An Apprenticeship board !
TeenAndTween · 28/06/2017 16:21
Just what I need. is this new?
TeenAndTween · 29/06/2017 13:32
So, my DD1, 18, is about to start a Level 3 Early Years Educator.
TotallyEclipsed · 29/06/2017 14:43
It must be new, never used to be here. I wonder how much use it will get? My apprentice DC has almost finished, so rather late for me unfortunately.
TotallyEclipsed · 29/06/2017 14:47
I hope it works well for her. My dd did engineering and it suited her well.
TeenAndTween · 29/06/2017 16:12
Any tips generally on apprenticeships? I don't know what I don't know iyswim so I don't know what to ask.
Apparently she should be spending 20% of the time on off the job training - is that right? She isn't doing a day release so it will be interesting to see how that works.
She has just completed a level3 Diploma so has an understanding on how assignments work in a college setting, but again, not sure what will be different in a work place setting.
TotallyEclipsed · 29/06/2017 17:21
20% study is about typical I reckon, but there can be a lot of variation. At the start dd's was 100% but later scaled right back to almost nothing by the end. It mostly depends what qualifications they are studying for I think: NVQs seem to be done more on the job (assessing actual skills) with some homework needed to fill out question sheets and things of that ilk, whereas the BTECs seem to need some external teaching and then a lot of homework reading and completing assignments. Probably the main difference with the work setting is that work takes priority, so if something important comes up at work they are expected to drop all studying (regardless of any deadlines). That meant keeping on top of assessments and not leaving them to the last minute was doubly important. It is hard studying for a qualification and working too, dd's relief at handing in the final assignments was palpable.
TeenAndTween · 29/06/2017 18:40
Thank you.

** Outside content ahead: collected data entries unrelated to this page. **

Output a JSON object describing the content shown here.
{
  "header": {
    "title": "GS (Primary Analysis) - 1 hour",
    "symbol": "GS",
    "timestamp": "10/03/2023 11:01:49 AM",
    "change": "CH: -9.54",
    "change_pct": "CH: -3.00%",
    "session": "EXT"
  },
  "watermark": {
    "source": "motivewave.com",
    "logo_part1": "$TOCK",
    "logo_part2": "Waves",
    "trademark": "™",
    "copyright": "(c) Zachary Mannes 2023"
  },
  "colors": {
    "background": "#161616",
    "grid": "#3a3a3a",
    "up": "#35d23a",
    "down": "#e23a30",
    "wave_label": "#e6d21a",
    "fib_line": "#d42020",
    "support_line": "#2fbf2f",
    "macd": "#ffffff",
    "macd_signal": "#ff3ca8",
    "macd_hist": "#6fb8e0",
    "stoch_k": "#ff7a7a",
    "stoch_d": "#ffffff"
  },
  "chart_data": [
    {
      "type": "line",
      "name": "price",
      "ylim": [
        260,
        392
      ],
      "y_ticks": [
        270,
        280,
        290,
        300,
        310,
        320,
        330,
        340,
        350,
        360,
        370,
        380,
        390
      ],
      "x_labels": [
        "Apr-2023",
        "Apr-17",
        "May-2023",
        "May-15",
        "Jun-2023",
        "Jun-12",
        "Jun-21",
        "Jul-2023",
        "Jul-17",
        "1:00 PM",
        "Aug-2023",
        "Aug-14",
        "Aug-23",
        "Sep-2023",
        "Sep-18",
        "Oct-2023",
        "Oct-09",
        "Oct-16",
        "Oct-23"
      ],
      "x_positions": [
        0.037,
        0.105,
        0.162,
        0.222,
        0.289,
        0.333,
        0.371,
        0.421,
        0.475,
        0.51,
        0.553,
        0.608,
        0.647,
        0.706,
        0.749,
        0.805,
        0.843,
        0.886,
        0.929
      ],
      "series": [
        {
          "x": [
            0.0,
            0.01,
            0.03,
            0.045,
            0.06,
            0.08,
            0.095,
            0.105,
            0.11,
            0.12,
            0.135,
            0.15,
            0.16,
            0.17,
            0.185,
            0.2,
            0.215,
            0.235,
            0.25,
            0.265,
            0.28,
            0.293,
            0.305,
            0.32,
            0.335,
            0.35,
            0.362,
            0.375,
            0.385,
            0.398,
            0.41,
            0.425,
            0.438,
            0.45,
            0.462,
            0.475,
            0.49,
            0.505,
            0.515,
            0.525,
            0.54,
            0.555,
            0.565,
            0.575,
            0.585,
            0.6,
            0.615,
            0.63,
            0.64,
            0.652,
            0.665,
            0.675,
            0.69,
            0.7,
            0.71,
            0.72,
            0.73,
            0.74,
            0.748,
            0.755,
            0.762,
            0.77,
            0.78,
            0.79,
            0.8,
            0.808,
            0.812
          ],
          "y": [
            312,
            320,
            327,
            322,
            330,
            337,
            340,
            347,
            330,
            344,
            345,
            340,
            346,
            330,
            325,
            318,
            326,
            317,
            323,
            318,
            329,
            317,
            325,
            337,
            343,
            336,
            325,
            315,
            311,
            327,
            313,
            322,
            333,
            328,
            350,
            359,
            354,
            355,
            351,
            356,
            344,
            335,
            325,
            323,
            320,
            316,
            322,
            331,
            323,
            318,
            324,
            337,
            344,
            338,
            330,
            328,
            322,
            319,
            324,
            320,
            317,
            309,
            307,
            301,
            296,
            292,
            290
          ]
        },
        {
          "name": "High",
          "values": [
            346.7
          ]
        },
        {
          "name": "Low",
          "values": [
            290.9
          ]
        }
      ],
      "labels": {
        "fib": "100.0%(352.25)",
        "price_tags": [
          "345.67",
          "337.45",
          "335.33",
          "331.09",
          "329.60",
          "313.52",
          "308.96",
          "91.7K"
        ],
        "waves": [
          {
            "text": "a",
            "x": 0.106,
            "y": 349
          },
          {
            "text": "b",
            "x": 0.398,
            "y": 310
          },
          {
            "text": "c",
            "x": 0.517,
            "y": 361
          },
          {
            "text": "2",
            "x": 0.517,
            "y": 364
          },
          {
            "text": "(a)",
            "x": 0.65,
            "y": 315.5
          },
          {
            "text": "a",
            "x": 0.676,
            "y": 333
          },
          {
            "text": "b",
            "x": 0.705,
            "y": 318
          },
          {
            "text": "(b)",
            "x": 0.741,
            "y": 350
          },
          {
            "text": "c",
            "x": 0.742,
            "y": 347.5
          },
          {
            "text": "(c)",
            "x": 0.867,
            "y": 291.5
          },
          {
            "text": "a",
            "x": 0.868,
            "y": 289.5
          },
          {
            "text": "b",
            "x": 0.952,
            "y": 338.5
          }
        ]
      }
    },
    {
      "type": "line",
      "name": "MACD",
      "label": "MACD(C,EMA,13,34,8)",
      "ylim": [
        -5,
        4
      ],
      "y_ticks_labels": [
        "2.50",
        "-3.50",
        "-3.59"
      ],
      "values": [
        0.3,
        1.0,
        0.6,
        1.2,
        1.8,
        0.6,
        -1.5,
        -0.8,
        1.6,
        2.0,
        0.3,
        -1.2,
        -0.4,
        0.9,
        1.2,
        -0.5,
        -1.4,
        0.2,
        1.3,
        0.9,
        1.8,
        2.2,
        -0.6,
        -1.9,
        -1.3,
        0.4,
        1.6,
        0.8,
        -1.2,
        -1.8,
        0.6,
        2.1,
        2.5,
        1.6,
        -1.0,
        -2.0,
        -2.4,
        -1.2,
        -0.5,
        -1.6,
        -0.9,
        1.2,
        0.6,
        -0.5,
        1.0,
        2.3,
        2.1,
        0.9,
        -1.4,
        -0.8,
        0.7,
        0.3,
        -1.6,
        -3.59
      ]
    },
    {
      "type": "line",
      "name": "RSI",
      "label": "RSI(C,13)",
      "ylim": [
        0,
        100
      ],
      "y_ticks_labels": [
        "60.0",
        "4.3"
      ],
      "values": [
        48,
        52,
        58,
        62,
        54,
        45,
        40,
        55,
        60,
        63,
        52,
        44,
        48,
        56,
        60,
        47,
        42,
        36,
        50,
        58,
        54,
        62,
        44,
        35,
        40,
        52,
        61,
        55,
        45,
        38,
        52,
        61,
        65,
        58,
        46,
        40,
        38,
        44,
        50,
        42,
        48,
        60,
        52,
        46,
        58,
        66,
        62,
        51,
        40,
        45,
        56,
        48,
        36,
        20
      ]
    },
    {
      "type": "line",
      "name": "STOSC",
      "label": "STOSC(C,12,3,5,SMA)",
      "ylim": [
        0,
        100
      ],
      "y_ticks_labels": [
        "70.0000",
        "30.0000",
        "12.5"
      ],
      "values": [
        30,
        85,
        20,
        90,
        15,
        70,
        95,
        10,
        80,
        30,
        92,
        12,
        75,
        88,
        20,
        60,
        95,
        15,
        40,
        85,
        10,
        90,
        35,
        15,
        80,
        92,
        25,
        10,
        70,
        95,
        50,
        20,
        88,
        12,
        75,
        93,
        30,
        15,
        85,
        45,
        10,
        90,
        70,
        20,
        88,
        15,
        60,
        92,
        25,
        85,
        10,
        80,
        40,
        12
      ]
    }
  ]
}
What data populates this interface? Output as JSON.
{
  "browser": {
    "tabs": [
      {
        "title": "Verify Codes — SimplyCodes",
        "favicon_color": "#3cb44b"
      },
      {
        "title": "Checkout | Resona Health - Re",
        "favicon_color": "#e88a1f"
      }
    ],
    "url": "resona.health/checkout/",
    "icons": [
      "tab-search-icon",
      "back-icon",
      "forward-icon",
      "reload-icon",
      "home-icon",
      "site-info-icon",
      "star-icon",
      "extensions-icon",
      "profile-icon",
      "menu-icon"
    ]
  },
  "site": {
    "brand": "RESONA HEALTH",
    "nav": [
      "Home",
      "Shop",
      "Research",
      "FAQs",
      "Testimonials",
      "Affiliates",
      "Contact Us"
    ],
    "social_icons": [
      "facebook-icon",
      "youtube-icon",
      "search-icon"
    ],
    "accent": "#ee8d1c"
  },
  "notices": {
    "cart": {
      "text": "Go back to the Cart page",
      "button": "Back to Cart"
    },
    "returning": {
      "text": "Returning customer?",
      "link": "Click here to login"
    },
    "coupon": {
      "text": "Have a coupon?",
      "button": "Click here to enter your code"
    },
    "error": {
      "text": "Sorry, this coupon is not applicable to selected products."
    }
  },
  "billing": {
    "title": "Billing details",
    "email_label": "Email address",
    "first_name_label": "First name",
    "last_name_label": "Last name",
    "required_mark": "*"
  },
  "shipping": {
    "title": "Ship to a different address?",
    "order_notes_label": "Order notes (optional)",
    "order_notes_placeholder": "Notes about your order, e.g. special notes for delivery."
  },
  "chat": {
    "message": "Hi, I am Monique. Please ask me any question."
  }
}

I've learned something already as I hadn't realised there was any real difference between BTEC and NVQ.
TotallyEclipsed · 29/06/2017 18:51
Dd did both on her apprenticeship, so I can ask what she thought the main differences were if you like. What I put before is just my impression, but as they get older you get less and less actual insight as to what is really going on, so it may be inaccurate.
It's quite possibly just the age (but I think the reality of a job and balancing work and study etc have helped) but she's really grown up over her apprenticeship, much more responsible, organised and less feckless now than when she left school.
insancerre · 29/06/2017 19:01
I'm a nursery manager and I have an apprentice doing a level 2 early years educator
He has to do the same as my other employees and is expected to complete his studies in his own time
He has key children and is doing planning and assessments
I give him key children because it's the best way to learn. He is paired up with another qualified staff member to oversee his work
He is on a 12 month contract in which he has to complete his level 2
I'm hoping to sign him up for his level 3 afterwards and I am hoping to keep him employed at my setting
I also have a level 6 early yeas teacher who did her qualification in a year and was unqualified in childcare. She had never worked on a nursery before
ive had experience of newly qualified students straight out of college and I don't think they have the same level of knowledge as an apprentice
Mostly because on placements they don't get to do real nursery work, they you don't have key children, they don't speak to parents and they don't normally do nappies
I think it's a great way of getting real experience
TeenAndTween · 29/06/2017 19:52
insancerre Thank you, that is really interesting insight.
DD will be starting age 18 having had quite enough of college in the last 2 years - not a great experience for her. She is looking forward to being hands on and to earning some money! I'm a bit concerned re workload outside of work, but I'm hoping that if she is learning and motivated whilst working then the assignments will be more manageable.
Mehfruittea · 08/07/2017 20:08
Is it usual for the apprenticeship work to be done in your own time? I have an apprentice at work who is really hard work to manage. I try to give 2 hours per week but we don't always due to work volume. She's very vocal about not being supported etc when I feel like I'm bending over backwards at times.
It would be good to get others opinions on expectations.
insancerre · 09/07/2017 06:09
Yes, it is absolutely expected that the majority of written work as well as reading and research is done in their own time
TotallyEclipsed · 09/07/2017 19:21
I think it depends what the apprenticeship is, how it's structured and what qualifications are being worked towards in what timeframe. In dd's engineering apprenticeship the first 2 years were full time study (except for two months in between the two years) at the end of which they'd completed a number of qualifications, with most of the work done in the daytime, but some needing to be done in their own time at weekends/evenings. The final two years of the apprenticeship were in the workplace with a day off a week (in termtime, except where work demands didn't permit) to attend college for another higher level qualification. The college days weren't enough to complete the assignments etc needed so a fair bit of their own time was needed for this in the evenings/weekends.
Lonecatwithkitten · 25/07/2017 09:04
There is so much variation level 2 animal care assistant nearly all of it is in their study is their own time. Level 3 veterinary nursing get one day a week term time at college, 1 hour a week with clinical coach in practice, but all the assignments ( there are a lot) are in their own time.